Now, there’s a new twist: Seems like the executives have figured out that the machines are listening, and that if they (the executives) avoid using certain words that sound “downbeat” or “negative” they can improve the score they will get, and their earnings call will magically sound more positive.

So say Sean Cao, Wei Jiang, Baozhong Yang & Alan L. Zhang, authors of “How to Talk When a Machine Is Listening: Corporate Disclosure in the Age of AI,” published on the National Bureau of Economic Research website.

Their main conclusion: “Firms with high expected machine downloads manage textual sentiment and audio emotion in ways catered to machine and AI readers, such as by differentially avoiding words that are perceived as negative by computational algorithms as compared to those by human readers, and by exhibiting speech emotion favored by machine learning software processors.”

In other words, humans are using words they think the machines want to hear and that will give them a more positive score.

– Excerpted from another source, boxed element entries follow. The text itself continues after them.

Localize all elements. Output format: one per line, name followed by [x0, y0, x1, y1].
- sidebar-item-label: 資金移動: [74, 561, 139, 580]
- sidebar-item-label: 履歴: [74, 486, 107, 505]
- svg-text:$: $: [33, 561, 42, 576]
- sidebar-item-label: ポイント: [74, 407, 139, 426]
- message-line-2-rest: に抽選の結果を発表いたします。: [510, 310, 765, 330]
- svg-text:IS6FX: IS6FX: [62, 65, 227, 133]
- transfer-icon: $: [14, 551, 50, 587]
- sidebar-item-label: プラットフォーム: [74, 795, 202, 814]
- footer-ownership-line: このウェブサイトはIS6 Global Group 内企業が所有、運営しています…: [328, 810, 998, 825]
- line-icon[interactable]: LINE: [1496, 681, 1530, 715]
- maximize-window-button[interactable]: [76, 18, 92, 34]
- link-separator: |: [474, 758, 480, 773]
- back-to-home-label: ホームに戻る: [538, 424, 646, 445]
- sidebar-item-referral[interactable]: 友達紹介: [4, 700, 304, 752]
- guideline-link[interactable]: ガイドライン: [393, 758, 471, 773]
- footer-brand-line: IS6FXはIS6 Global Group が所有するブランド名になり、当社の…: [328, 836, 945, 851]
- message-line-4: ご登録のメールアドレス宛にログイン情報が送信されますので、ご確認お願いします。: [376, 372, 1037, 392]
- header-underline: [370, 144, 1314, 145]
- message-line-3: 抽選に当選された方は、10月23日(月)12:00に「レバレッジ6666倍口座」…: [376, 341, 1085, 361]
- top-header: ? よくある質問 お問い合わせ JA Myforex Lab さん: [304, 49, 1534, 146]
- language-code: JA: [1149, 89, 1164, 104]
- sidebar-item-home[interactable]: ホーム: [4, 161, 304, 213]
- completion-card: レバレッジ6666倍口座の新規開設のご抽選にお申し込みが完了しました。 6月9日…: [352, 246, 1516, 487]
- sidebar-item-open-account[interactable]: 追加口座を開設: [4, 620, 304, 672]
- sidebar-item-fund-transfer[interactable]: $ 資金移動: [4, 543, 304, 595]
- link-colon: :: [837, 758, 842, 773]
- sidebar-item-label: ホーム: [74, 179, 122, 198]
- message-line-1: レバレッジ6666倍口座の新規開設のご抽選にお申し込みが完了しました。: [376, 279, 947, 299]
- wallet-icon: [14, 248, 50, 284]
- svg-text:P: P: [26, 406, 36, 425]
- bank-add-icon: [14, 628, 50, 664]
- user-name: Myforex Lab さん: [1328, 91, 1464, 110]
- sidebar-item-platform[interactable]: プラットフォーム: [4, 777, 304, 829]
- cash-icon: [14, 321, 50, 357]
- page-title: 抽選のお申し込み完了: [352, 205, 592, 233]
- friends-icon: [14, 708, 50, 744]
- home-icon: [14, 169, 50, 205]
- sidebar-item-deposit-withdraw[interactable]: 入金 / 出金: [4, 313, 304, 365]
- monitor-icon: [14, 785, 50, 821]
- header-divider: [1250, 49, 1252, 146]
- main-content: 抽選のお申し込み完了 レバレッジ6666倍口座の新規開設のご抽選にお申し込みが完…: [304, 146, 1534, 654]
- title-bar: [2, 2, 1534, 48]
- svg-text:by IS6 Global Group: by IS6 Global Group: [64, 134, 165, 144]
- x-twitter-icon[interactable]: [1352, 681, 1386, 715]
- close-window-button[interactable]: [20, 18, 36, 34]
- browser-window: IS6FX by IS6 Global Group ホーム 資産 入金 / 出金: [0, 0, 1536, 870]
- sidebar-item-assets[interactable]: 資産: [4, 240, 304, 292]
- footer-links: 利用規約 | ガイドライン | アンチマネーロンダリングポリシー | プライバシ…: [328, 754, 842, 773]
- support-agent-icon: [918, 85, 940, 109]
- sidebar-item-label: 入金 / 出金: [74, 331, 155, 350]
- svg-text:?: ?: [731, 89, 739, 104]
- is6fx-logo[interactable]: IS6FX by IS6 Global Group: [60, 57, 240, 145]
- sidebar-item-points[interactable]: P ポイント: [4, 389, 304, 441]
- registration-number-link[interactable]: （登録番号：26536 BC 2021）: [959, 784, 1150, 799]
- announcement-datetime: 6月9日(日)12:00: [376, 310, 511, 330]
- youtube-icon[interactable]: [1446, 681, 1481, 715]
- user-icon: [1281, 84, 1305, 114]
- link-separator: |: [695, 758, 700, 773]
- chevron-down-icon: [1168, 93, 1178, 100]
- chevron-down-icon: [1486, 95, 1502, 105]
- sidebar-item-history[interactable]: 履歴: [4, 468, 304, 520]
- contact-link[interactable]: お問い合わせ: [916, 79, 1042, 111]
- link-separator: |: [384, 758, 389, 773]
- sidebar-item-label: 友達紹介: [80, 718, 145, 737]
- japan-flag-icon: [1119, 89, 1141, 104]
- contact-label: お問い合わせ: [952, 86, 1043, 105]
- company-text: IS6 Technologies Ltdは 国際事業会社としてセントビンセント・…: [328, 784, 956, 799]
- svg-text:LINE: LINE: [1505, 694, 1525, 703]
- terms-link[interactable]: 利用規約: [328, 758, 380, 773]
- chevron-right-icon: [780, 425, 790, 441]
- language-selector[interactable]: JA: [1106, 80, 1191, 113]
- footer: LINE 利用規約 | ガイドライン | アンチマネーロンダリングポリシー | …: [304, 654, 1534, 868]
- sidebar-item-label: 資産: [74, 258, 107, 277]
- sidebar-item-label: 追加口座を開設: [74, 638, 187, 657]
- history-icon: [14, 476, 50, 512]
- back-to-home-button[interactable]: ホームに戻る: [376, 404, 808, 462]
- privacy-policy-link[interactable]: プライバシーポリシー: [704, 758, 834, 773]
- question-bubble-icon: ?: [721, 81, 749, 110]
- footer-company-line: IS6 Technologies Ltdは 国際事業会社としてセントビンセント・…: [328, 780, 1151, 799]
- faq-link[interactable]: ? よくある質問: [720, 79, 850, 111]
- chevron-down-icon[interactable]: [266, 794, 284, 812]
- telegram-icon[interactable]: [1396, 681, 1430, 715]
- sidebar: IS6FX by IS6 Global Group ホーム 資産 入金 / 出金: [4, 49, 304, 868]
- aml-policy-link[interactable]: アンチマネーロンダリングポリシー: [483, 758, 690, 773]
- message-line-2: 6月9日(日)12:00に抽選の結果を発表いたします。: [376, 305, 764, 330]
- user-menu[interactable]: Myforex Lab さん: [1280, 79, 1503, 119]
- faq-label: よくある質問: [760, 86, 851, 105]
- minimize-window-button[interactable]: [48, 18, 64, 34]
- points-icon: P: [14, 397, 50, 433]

The authors noted that this effect was particularly notable on companies that had very high interest in their filings. In other words, the more people paying attention, the more likely the execs were to change their behavior.

Of course, we have known for years about the ability of machines to analyze earnings calls, but the authors say “our study is the first to identify and analyze the feedback effect, i.e., how companies adjust the way they talk knowing that machines are listening.”

OK, so we are in a giant hall of mirrors. Humans (investors) are trying to figure out what other humans (corporate executives) really feel about their company’s prospects by listening to earnings calls that are analyzed by machines, and the humans (corporate executives) are changing their behavior so the machines will tell the other humans (investors) that things are better than they really are, or at least as good as the executives really meant it to sound.

Got that? What could go wrong?

“Humans are taking machines and using them to analyze emotional signals so we can analyze other humans more efficiently,” said DataTrek’s Nicholas Colas. “But the machines are doing it on a scale humans could never do. There’s an endless loop that is being set up, and expect this to get even more refined over time.”

Even the study authors are a little worried about where this will ultimately lead us: “Such a feedback effect can lead to unexpected outcomes, such as manipulation and collusion,” they said.